Halkların gözü Özerk Yönetim’de
Tükenmeyen zulmün yaşandığı Suriye topraklarında halklar gözünü Demokratik Özerk Yönetim’in yaşamına, huzur ve güvenine çevirmekten kendini alamıyor.
Nasıl ki her dönem katliama uğrayan halkların ilk baktığı yer, gözlerini ilk diktiği yer “dağlar” olmuşsa bugün Ortadoğu’da zulme ve ölüme maruz kalanların gözlerini ilk diktiği yer Demokratik Özerk Yönetim’dir. Burada halklar farklılıklarından dolayı birbirini boğazlamıyor.
Yönetim, hiçbir halk ve inanca düşman gibi bakmıyor. Onları hakları ve özgürlükleriyle eşit yurttaşlar olarak kabul ediyor. Zulme ve ölüme maruz kalanların ilk çağrısının Demokratik Suriye Güçleri’ne (QSD) olması tesadüfi değildir. Çağrılanın ve aranının sadece askeri güç olmadığı açıktır.
Rojava denilen özgürlük adası
Çağrılan, ısrarla aranan hakların barış ve huzur içinde kardeşçe yaşadığı, Demokratik Özerk Yönetim modelidir. Ademi merkeziyetçiliktir. Her şeyden önemlisi kadın özgürlük bilinci örgütlenmesi ve iradesini temsiliyetidir.

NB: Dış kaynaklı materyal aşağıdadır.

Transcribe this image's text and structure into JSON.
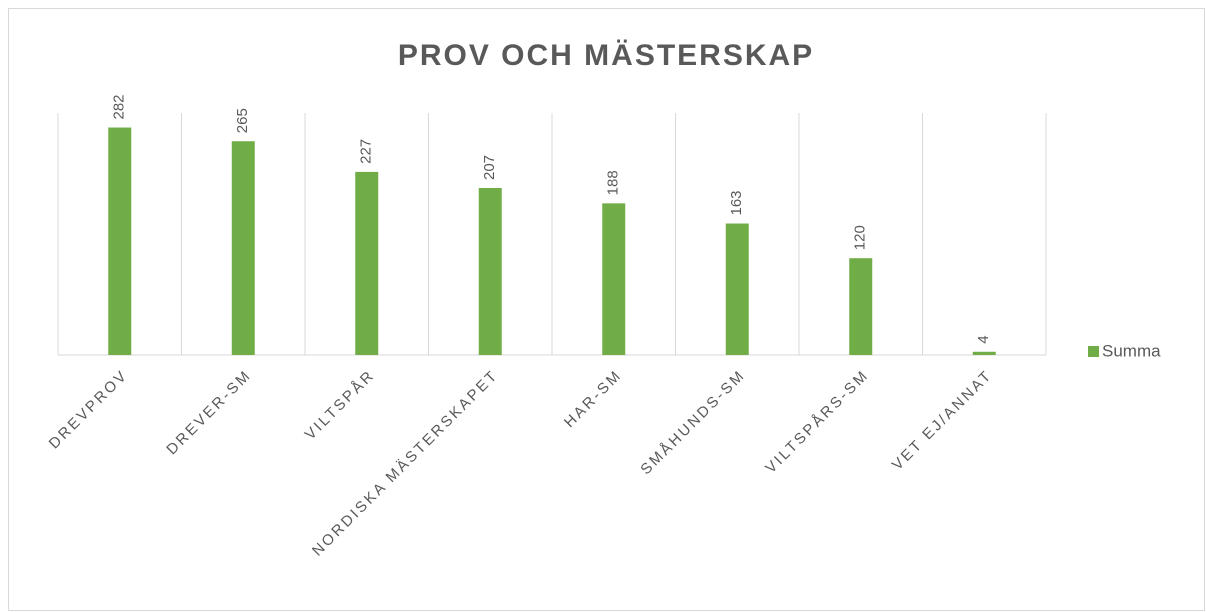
{
  "chart_data": {
    "type": "bar",
    "title": "PROV OCH MÄSTERSKAP",
    "categories": [
      "DREVPROV",
      "DREVER-SM",
      "VILTSPÅR",
      "NORDISKA MÄSTERSKAPET",
      "HAR-SM",
      "SMÅHUNDS-SM",
      "VILTSPÅRS-SM",
      "VET EJ/ANNAT"
    ],
    "series": [
      {
        "name": "Summa",
        "color": "#70ad47",
        "values": [
          282,
          265,
          227,
          207,
          188,
          163,
          120,
          4
        ]
      }
    ],
    "ylim": [
      0,
      300
    ],
    "legend": "right"
  }
}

‘Jin Jiyan Azadî’ devrimci şiarının YPJ şahsında ve örgütlenmesinde somutlaşmasıdır. Kadına yönelik şiddet, katliam ve zulmün tavan yaptığı Ortadoğu’da kadın özgürlük bilincinin somuta dönüştüğü, farklı kimlik ve inançlara sahip kadınların özgür eşit bir ortamda yaşam ve örgütlenme imkanlarının ortaya çıktığı, adına Rojava denilen özgürlük adasında, kadınlar sadece özgürlüğün sesi, temsilcisi olmuyor aynı zamanda başta Ortadoğu halkları olmak üzere ezilen, özgürlük arayan tüm kadınlara örnek model oluyor.
Alevi-Dürzi-Hristiyan kadınlara yönelik saldırıların ve kırımların hızı kesilmeden yaşandığı topraklarda, özgürlüğün ve onurun bayrağını sahiplenmek vicdan ve ahlak sahibi her insanın görevidir.
Boğulmak, susturulmak, katliam ve tehditlerle sessizliğe gömülmek istenen özgürlük adası, başta TC olmak üzere HTŞ kuşatma ve saldırganlığına karşın direnişin ve yaşamın cesur sesi olmaya devam ediyor.
YPJ Komutanı Newroz Ehmed’in yaşananlar, gelişmeler ve gelecek ile net tutumu ve “öz savunma ve kadınların örgütlenmesi bizim için kesinlikle gerçekleşmesi gereken bir konudur. YPJ’nin kuruluş amacı zaten budur” açıklaması, sözün bittiği yer olarak okumak gerekir. Rojavalı kadınların güven içinde, özgürlük soluyan bir yaşamın sahibi ve öznesi olmaya devam etme kararlılığını göstermeleri, tarihsel olduğu kadar oldukça öğretici ve ilham vericidir.
Bundandır ki Suriye’de yaşayan Alevi-Dürzi-Hristiyan kadınlar, dünden ve her zamandan daha fazla yüzünü ‘Jin Jiyan Azadî’ sloganına çeviriyor. Bu cesur şiarı benimsiyor. Kabul edip kendi yaşam felsefesi haline getirmeye çalışıyor.
Coğrafyamızda bir Rojava yetmez. Onlarca Rojava yaratmaktan başka bir çözüm yolu yoktur.